Walking Across Egypt, by John Justice, is an adaptation of a novel by North Carolina's native son Clyde Edgerton. It is the story of what happens when Mattie Riggsbee, an elderly woman with no future, meets Wesley Benfield, an orphaned teenager with no past, and the changes this effects in both their lives.
At 78, Mattie is becoming forgetful and confused, doing things like cleaning the toilet seat with Listerine instead of alcohol and dousing her potato salad with hot chili pepper instead of paprika. She longs to be a grandmother, for that is where the future lies, but her children—the officious career-woman Elaine and the ineffectual Robert—show no signs of marrying, let alone of producing children. Mattie knows that without children the past will disappear because there will be no one to pass along the stories of Mama and Grandma and all the others who have come before. And if that happens, the family will cease to exist, for the dead are only truly dead when "there is no one to remember them."
Into her life comes Wesley. He has walked away from a juvenile detention center. Dirty and hungry, he breaks into her house to find a place to stay for the night. Wesley is a lost soul, adrift in life—unwanted by his parents, who placed him in an orphanage, and with no family to fall back on or take care of him—he faces the world with a tough-guy bravado. As he talks with Mattie we, and she, see his underlying need to be loved and to be part of a family. He keeps calling Mattie "Grandma" and when she retorts, "I'm not your grandma" he replies that she could be. Reluctantly at first, Mattie agrees to let him stay the night. By the next day, she treats him like a member of the family, to the chagrin of her children.
As Mattie takes Wesley increasing under her wing her children plot to get rid of him. Their plan works, but their duplicitousness is revealed and Mattie turns to God to tell her what is the right thing to do.
The play is described as "heartwarming," which, with its implication of sentimentality, I usually find a turn-off. But the grittiness of the writing and the earthiness of the characters prevent this. Mattie is a feisty, independent old woman who quotes the Bible, knows right from wrong, is nobody's fool, and sees goodness where others see dross.
In the physically demanding role of Mattie, Sally Cheney is the embodiment of these qualities, seasoning them with a fine comic sensibility. As Wesley, William Hartzog is the perfect match for her. Alternating the boorishly brash behavior of the character with a vulnerability that reveals the lost young man underneath, it is easy to understand his appeal to Mattie. They are an ideal odd couple and the two actors seem made for the parts and for each other.
Elaine Elwood and Robert McCracken turn in sterling performances as the children, as does Norma Holt-Rugile as Mattie's sister Pearl. As the next-door neighbor, the talented Carla Pridgen is hilarious as the gun-toting Alora, ably supported by Bill Brittain as her equally armed husband.
The set, designed by director Bernie Hauserman, truly enhances the play.

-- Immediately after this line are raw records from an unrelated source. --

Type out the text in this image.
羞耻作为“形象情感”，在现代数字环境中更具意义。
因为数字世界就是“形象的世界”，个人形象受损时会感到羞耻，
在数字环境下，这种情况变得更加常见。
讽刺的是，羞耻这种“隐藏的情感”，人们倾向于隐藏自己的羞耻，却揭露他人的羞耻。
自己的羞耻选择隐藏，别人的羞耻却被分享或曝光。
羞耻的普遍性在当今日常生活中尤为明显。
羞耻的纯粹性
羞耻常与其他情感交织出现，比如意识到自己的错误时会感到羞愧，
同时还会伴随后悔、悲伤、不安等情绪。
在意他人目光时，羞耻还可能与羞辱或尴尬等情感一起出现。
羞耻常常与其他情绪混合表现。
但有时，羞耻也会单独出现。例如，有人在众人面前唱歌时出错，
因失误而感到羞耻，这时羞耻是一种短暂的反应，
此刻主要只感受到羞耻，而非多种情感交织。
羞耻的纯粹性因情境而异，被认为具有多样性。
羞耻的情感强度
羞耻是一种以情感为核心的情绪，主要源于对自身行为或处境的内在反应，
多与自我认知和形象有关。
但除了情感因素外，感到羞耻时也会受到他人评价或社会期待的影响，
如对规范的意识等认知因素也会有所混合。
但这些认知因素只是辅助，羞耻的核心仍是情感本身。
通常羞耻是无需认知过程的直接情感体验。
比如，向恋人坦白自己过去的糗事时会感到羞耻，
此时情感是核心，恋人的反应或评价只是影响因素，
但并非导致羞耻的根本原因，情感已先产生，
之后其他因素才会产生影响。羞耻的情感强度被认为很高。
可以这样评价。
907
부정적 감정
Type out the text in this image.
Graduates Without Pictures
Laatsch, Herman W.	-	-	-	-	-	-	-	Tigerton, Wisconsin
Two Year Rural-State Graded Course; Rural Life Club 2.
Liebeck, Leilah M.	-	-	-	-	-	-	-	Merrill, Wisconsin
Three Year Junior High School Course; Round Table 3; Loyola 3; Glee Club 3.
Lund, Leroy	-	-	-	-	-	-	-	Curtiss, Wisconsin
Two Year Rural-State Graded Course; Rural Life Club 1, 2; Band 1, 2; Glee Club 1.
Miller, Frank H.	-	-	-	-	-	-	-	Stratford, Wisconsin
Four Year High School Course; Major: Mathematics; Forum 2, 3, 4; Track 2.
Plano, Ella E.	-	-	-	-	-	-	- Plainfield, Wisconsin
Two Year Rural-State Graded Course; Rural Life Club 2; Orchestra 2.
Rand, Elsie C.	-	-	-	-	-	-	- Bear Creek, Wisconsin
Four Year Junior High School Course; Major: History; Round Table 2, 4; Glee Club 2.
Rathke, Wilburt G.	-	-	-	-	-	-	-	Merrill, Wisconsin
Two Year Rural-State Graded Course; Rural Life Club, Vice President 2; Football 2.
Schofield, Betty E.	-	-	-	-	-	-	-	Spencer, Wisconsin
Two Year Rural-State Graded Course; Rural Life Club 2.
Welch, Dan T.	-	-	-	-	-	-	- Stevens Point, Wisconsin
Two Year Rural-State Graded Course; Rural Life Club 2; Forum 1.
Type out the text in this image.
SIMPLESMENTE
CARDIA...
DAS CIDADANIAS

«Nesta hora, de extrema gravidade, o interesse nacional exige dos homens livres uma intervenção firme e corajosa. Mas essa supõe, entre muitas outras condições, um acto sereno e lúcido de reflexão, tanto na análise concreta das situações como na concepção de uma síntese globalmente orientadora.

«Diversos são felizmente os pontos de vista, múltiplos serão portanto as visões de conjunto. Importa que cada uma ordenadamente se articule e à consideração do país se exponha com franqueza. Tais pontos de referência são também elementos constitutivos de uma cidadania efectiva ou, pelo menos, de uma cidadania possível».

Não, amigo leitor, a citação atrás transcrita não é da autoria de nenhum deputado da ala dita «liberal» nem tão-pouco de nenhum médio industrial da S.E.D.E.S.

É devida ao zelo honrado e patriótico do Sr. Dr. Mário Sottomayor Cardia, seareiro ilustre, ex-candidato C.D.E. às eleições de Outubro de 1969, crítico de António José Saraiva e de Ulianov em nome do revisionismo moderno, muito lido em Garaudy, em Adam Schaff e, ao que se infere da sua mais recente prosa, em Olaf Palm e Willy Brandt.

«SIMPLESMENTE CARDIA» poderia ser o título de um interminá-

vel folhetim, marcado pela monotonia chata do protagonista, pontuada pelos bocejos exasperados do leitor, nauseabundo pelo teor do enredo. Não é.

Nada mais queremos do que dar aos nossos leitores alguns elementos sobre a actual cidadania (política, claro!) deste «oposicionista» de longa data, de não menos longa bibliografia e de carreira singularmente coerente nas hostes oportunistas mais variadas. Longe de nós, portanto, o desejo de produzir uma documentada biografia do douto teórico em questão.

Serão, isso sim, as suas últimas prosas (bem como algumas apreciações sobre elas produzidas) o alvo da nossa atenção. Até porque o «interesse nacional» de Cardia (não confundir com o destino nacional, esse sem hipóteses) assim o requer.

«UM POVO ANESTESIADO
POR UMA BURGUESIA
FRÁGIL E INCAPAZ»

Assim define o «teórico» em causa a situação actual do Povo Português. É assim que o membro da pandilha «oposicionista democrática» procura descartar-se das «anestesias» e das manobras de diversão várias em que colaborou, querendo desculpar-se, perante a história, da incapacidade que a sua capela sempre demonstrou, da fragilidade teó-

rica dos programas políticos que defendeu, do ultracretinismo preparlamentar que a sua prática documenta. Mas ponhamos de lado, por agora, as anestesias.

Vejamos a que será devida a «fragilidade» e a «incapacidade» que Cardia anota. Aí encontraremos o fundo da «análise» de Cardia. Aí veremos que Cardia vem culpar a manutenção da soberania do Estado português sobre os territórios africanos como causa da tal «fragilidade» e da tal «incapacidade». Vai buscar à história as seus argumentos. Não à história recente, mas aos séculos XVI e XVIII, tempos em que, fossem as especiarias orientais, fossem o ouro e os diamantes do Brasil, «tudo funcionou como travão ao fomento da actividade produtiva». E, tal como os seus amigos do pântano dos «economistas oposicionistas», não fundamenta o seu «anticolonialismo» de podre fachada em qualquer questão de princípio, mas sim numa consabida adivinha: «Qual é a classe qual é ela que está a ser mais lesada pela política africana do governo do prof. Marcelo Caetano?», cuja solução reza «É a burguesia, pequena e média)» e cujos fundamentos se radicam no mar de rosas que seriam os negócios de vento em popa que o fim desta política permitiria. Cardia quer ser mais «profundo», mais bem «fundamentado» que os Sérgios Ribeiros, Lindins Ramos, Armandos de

Completely open, with no walls or windows, only different levels indicate the different rooms of Mattie's house. Beyond the house, and the background to the play, are the blue-hued mountains of Western North Carolina, as solid, strong, and enduring as the people who live there.
The only weaknesses of the evening were some muffed lines and cues, which slowed the director's excellent pacing, and problems within the play itself. Although the dialog was well-done, the plot could use tightening. Robert and Elaine confess too readily to having gotten rid of Wesley. There is no lead-in to that moment, no dramatic tension. And the end happens too quickly. Secrets are revealed, Mattie prays for a sign about what to do, and the play is over. Again, there is no tension built into that moment. There should be a moment of doubt about what Mattie will do. Instead, we know the outcome before she does.
But these are minor points and shouldn't deter you from having an entertaining and enjoyable evening (or matinee) at Walking Across Egypt as performed by an engaging cast.